Despite its somewhat checkered history, the term paradigm, which is now encountered far less often than in the Nineties, remains a useful generic term for the unwritten rules observed by a majority of discussants in a specialized field. In that sense, one can understand that American drug policy is surviving its unbroken record of failure largely because of the restrictive paradigm in which it has long been ‘debated’ by the ‘experts’ on what are erroneously presumed to be both sides of the issue.

Because a majority of those experts are actually within the same ‘box’ and either actively or passively resist efforts at thinking outside it, the paradigm shift required for significant change in American drug policy has been made far more difficult.

What has also been made clear to me by the (unexpected) oportunity to do unbiased clinical research among actual drug users is that our national drug policy is best understood as a gigantic and destructive conceptual error which evolved erratically into repressive dogma over almost a century, despite its near total lack of scientific validation at every phase of that evolution.

The drug policy emperor indeed wears no clothes, and the degree to which his illusory raiment has been accepted as real is a major part of the problem of deposing him. There are now a host of vested interests which would have enormous difficulty acknowledging such a mistake; to say nothing of having to deal with the economic consequences. In the meantime, I occupy a lonely position, because a detailed understanding of the errors underpinning pot prohibition turns out to be a kind of Rosetta Stone for deciphering many of the generic human cognitive aberrations it exemplifies.

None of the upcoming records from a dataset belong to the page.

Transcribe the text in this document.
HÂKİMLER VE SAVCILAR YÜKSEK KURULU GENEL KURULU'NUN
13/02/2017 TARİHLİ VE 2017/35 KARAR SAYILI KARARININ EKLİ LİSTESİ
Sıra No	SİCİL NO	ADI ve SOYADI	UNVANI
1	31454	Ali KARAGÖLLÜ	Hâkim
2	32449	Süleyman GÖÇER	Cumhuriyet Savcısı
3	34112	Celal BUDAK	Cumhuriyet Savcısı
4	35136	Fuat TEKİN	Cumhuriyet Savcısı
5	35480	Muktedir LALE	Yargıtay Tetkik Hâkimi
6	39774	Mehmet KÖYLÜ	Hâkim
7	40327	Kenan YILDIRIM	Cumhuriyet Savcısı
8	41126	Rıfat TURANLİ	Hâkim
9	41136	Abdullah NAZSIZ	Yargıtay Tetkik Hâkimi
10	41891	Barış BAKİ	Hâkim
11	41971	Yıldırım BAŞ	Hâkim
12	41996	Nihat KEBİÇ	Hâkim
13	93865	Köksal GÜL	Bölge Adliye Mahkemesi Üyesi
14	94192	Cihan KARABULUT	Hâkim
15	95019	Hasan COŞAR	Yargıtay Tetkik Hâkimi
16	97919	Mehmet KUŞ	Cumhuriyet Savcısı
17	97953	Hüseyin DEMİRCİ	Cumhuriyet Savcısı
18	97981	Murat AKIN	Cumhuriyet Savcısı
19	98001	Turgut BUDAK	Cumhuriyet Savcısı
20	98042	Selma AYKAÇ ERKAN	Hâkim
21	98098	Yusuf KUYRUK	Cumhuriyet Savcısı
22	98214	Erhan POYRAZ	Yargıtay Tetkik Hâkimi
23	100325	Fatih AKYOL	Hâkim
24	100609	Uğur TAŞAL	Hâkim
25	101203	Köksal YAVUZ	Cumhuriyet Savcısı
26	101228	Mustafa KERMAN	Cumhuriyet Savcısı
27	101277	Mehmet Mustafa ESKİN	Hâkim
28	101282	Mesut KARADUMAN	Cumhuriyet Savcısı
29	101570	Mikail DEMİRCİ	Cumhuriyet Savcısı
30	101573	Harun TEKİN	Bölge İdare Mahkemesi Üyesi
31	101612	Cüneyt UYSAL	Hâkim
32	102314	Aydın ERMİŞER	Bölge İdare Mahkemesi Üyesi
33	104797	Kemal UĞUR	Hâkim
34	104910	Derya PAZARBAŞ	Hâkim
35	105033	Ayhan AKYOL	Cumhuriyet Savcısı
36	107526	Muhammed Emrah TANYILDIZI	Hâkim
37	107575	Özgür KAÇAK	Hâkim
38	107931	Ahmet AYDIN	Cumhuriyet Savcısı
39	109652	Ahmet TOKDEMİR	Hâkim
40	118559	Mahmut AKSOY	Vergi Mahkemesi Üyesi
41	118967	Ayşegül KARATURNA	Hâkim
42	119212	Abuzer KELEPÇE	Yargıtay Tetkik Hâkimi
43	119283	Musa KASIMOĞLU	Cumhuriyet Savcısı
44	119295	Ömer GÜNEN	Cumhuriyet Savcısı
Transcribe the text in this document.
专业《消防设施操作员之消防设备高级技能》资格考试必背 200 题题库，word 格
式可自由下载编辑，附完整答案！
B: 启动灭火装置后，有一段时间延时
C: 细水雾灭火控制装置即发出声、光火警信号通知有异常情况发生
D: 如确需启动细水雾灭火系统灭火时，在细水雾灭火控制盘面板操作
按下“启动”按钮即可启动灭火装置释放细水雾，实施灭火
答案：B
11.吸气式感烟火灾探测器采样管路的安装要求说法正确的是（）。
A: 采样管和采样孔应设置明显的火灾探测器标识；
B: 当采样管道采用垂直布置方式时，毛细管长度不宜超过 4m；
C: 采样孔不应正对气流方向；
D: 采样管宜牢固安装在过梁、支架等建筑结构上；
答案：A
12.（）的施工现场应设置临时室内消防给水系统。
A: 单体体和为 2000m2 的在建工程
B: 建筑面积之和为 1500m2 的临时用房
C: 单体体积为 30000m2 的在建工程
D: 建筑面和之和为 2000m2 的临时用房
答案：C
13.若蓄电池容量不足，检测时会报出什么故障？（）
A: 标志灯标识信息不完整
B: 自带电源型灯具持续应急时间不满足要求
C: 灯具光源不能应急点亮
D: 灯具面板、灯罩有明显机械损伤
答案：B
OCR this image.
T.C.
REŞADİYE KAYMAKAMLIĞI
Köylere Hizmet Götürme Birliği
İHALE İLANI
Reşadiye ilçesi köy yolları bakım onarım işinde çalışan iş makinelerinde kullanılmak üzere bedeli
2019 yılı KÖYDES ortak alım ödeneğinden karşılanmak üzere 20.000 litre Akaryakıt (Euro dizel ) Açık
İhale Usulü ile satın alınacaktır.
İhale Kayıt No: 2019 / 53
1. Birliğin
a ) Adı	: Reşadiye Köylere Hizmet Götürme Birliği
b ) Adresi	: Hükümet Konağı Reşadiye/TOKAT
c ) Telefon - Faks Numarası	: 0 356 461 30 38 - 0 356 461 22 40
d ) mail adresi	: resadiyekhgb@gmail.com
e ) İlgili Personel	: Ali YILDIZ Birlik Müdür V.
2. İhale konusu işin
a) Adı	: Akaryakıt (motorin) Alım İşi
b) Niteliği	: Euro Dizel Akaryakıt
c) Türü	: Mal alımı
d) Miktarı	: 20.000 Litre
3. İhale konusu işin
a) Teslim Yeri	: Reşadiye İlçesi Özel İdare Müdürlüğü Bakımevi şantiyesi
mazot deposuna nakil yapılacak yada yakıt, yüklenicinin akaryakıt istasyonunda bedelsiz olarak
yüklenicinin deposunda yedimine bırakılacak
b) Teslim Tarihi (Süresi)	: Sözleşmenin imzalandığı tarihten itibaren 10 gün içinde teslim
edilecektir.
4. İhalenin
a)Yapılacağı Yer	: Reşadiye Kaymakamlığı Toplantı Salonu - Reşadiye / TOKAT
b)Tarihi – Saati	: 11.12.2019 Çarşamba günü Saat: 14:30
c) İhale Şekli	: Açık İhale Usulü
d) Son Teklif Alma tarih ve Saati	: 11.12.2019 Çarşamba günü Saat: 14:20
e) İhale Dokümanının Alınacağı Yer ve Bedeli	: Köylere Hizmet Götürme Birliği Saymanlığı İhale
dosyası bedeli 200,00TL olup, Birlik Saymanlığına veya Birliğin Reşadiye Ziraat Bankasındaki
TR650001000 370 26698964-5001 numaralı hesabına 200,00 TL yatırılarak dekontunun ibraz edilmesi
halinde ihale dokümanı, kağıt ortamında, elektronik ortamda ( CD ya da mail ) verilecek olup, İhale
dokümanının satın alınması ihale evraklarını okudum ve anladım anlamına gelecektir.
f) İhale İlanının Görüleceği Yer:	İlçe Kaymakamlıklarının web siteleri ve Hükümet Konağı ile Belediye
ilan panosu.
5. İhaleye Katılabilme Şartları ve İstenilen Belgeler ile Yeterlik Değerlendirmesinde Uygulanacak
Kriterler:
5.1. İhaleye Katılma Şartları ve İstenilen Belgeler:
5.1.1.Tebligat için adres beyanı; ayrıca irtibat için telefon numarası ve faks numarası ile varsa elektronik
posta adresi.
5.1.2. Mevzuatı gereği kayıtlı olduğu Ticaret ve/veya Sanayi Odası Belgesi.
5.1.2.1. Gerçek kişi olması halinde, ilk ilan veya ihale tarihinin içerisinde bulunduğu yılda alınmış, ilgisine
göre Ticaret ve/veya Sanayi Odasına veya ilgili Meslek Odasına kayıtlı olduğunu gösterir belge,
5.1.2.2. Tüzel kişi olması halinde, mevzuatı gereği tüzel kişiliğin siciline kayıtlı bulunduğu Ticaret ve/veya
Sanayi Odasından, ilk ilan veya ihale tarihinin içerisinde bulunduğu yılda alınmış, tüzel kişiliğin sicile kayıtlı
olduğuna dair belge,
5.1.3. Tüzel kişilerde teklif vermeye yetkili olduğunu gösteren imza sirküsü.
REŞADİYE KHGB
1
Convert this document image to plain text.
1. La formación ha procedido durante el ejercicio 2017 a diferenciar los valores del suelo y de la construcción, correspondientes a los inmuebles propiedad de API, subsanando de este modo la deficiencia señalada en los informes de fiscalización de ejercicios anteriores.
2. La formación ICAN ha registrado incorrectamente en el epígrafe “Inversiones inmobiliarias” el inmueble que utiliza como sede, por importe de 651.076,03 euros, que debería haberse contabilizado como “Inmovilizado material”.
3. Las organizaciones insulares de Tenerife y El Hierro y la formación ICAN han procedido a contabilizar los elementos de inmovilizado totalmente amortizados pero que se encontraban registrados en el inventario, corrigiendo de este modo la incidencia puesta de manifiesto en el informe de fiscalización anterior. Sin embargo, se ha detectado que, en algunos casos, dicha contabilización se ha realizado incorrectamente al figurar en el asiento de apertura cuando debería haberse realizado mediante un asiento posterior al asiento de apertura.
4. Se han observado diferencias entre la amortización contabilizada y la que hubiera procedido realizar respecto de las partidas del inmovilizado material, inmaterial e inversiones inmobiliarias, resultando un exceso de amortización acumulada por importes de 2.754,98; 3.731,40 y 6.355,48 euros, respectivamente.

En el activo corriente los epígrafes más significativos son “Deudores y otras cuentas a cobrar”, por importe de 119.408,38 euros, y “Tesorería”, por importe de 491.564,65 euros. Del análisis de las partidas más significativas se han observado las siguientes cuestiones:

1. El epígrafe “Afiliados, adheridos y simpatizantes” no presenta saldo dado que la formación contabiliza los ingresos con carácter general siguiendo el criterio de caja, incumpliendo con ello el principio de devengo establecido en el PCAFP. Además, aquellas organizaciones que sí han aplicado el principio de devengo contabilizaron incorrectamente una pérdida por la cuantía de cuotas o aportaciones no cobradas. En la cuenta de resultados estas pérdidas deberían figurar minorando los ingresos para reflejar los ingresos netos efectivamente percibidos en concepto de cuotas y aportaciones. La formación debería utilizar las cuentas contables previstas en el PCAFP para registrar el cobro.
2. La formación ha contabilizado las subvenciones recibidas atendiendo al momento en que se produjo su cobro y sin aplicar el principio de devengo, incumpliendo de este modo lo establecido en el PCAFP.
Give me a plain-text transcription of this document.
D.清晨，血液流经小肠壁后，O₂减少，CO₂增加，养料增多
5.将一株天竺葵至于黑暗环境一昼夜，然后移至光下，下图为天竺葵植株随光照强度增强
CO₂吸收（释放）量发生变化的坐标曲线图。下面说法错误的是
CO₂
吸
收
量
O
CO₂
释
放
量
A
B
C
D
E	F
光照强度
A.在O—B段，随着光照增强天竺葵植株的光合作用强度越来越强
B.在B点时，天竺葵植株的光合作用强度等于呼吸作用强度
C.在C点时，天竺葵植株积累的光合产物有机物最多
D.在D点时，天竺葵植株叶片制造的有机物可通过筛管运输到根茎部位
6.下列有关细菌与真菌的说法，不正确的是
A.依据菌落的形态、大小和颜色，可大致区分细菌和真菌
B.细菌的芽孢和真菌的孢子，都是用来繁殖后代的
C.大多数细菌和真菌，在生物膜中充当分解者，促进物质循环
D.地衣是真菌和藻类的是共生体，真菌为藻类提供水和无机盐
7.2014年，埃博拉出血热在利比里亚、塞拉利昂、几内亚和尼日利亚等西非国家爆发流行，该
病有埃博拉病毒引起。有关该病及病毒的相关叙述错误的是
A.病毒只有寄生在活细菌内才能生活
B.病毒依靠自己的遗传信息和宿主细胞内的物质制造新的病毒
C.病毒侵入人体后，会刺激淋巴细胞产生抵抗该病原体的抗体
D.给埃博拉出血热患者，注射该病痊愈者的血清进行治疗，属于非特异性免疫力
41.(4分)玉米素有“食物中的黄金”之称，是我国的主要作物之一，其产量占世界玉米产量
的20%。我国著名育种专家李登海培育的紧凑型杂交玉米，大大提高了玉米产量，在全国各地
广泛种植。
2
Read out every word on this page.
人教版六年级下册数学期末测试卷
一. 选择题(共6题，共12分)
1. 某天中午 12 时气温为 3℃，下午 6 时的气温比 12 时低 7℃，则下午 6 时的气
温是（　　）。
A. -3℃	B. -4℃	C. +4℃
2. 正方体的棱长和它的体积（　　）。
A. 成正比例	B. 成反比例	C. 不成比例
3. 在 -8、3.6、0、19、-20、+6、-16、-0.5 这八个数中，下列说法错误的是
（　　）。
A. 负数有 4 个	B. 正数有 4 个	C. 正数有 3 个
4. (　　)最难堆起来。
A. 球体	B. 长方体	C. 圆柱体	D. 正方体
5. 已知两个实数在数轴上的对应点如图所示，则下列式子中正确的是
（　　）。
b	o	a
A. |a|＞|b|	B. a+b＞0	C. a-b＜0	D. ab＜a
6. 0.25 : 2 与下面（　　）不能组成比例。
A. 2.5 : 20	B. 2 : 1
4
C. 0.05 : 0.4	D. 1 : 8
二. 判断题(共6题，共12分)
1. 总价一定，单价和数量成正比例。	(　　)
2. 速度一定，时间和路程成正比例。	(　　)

In other words, the more familiar one is with my findings, the easier it is to translate the rhetoric with which we fear-driven humans tend to deal with each other, whether in commerce, politics, diplomacy, or religion. Because we have impusively plunged ahead in using science to serve the usual fear driven goals, we may have already painted ourselves into a corner from which escape is far from guaranteed.

While I’m not claiming drug policy is responsible, it has certainly helped; and it also serves as an excellent illustration of how the problem was created.